Me dieron permiso de bañarme. Tomé mis accesorios de aseo personal, me calcé mis sandalias de Bob Esponja, y tomé un baño de agua fría a oscuras. Luego fuimos a visitar a una amiga de mi amiga; no se nos unió. Después de ello, en el mismo supermercado del que poco tiempo antes me habían corrido y que ahora había decidido prender su generador, compramos queso, papitas, galletas y dos botellas de vino por cabeza, y nos fuimos al balcón de mi amiga a disfrutar del sol del fin del mundo.

El prospecto de no poder trabajar durante tres días fue, por decir lo menos, emocionante. Era realmente urgente lo que tenía que hacer y genuinamente me hubiera gustado hacerlo. Pero el hecho es que, desde que empecé a trabajar, no sé si he pasado tres días enteros sin trabajar algo, un par de mails al menos. Me dejé llevar.

Otros vecinos de mi amiga salieron a tomar el sol y platicar. Cuando cayó la noche y uno de ellos consiguió por fin prender un asador a la luz de las velas, sus amigos le aplaudieron; después le aplaudimos nosotros, y luego otros vecinos, y así inició la serie de vivas gracias a la cual fuimos invitados a la fiesta. ¡Visca Catalunya!, ¡viva Argentina!, ¡viva Pedro Sánchez!, ¡viva México! Resultó ser que el de Jalisco ni siquiera vivía ahí; como otros varios de los presentes, también era invitado. Peu importe. Compartimos el vino y nos conocimos.

A una chica del departamento el apagón le había tocado en su primer día de trabajo.
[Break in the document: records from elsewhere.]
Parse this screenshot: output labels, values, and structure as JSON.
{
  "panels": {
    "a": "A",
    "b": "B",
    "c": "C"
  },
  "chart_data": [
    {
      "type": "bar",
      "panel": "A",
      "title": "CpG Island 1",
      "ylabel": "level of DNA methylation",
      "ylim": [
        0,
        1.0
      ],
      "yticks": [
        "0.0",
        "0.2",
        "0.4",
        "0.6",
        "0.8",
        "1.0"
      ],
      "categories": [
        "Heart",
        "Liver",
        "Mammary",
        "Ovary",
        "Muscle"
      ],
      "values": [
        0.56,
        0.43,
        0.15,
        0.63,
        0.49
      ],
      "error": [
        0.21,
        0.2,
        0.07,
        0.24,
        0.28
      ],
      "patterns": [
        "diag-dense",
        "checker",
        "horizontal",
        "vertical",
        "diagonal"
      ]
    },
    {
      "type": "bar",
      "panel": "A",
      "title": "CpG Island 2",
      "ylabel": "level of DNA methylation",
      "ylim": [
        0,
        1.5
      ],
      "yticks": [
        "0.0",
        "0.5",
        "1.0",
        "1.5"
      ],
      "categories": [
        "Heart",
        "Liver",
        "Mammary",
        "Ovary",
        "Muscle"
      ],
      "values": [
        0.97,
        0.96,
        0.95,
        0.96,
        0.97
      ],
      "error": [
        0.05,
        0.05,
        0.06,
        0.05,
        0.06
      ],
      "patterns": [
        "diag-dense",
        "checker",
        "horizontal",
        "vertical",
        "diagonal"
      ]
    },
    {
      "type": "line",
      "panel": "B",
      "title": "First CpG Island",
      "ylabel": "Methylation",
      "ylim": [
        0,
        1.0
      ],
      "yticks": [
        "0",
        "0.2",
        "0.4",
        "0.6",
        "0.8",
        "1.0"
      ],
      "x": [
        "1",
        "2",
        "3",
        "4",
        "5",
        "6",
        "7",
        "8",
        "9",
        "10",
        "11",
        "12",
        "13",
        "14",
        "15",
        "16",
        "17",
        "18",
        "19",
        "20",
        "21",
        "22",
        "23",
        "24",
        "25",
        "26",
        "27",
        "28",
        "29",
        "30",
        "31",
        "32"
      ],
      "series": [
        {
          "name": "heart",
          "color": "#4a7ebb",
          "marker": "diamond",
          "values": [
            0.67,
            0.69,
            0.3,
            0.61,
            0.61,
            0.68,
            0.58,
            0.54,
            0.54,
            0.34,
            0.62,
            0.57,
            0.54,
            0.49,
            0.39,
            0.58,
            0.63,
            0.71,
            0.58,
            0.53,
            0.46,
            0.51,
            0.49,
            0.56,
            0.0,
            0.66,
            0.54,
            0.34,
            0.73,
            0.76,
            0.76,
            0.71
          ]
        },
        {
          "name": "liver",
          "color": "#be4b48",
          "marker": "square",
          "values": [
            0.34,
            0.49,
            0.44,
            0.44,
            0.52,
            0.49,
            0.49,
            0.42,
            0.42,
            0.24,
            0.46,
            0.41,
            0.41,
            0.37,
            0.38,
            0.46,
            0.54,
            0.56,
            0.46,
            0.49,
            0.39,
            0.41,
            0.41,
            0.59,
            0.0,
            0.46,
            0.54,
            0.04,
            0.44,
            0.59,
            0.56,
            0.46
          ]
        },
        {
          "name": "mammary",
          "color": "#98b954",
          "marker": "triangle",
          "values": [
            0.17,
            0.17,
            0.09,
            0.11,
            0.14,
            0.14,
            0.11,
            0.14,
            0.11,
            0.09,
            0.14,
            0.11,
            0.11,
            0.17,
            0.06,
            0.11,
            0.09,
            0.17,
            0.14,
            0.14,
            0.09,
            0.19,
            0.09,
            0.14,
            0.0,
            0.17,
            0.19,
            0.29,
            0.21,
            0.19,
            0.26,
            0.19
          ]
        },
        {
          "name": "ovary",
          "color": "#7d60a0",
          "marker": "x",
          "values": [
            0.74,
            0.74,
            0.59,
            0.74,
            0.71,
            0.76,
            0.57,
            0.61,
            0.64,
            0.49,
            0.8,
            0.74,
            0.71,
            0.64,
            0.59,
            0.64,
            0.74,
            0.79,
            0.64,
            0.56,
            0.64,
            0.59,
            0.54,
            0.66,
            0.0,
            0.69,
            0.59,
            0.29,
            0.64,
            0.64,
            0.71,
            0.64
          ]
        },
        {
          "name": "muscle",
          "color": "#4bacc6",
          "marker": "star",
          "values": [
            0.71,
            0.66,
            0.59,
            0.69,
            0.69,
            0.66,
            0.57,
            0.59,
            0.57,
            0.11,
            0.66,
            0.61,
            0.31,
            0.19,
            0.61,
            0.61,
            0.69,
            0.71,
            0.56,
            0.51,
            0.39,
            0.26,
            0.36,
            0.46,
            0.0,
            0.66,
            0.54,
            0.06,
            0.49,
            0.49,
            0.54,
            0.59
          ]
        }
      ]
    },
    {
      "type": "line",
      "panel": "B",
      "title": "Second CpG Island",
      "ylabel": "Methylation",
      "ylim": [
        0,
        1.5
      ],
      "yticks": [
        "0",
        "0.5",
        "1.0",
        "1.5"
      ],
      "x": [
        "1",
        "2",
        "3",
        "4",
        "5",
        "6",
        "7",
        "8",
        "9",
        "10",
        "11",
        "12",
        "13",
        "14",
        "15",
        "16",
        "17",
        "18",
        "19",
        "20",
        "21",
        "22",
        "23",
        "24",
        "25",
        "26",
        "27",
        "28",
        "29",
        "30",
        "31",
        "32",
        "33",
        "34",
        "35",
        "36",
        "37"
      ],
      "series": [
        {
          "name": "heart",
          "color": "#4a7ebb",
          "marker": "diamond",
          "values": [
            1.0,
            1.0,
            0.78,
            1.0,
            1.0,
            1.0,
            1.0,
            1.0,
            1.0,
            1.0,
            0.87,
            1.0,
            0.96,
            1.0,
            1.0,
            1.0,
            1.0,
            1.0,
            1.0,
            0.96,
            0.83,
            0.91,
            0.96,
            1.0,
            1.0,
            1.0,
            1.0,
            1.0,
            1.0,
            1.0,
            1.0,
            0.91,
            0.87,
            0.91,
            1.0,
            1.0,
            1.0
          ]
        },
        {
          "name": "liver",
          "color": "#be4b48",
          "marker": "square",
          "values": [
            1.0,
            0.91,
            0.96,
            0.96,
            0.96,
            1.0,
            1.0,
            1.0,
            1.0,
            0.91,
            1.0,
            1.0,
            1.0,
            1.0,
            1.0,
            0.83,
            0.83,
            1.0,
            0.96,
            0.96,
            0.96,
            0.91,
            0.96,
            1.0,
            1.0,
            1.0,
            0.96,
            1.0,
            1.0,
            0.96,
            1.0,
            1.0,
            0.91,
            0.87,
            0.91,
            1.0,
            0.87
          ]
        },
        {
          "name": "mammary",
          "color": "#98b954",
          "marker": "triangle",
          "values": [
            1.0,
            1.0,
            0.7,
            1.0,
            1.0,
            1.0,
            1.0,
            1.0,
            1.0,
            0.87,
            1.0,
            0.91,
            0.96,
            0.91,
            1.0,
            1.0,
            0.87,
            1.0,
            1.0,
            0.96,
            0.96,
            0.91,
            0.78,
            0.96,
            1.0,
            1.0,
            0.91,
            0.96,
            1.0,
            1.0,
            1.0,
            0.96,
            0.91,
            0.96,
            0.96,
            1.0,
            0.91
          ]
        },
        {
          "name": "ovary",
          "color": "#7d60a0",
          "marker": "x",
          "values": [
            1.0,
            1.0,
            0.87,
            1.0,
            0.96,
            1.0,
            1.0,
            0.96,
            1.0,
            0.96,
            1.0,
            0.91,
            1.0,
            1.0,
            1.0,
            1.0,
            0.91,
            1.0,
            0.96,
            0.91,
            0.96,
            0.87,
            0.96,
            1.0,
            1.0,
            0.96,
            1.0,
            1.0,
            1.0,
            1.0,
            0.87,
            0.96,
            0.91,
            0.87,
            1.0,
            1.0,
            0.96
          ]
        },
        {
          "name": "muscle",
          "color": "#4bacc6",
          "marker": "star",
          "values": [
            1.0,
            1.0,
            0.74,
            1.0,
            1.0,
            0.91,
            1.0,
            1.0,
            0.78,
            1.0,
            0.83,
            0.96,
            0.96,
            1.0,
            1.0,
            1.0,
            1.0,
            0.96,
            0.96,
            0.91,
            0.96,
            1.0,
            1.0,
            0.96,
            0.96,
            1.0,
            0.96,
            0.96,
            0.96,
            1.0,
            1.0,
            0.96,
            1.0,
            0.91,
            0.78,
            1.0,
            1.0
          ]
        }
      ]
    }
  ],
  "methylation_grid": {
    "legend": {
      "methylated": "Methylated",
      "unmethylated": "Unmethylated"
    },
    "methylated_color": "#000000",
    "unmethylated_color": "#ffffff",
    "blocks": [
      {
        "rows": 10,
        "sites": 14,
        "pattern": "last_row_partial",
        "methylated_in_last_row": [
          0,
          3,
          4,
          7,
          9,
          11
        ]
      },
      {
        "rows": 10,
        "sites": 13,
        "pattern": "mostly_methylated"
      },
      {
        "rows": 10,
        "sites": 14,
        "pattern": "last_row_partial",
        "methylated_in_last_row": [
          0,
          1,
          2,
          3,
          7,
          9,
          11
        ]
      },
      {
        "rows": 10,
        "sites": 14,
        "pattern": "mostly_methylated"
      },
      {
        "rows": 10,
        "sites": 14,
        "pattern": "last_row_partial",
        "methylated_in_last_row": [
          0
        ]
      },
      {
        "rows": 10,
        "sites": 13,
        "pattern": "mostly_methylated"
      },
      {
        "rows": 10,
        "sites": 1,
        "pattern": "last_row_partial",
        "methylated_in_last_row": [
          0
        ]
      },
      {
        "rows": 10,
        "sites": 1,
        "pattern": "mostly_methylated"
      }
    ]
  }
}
― Lo que me da miedo es que durante la noche vuelva la luz y tenga que ir a trabajar mañana.

― Mañana no trabaja ni dios.

Dios sí obró, empero. Hacia las dos de la mañana, cuando ya todos de cualquier modo nos estábamos yendo a casa, alguien vio luces en los otros edificios, y prendió la de la sala. El apagón se acabó.  

― Me cago en el misterio ―dijo toda la península ibérica.

Todos los que estaban en Portugal o España tienen su historia de aquel día. Algunas de estas, válidamente, presentan punzantes reflexiones y moralejas edificantes. Un tic que debo a mi formación quisiera propulsarme en una dirección similar. Pero, aunque se olvide con frecuencia, el compromiso de los filósofos no es con la profundidad ni con la inteligencia. Es con la verdad. Y la verdad a veces —quizás las menos— es un disfrute soso, una indolencia.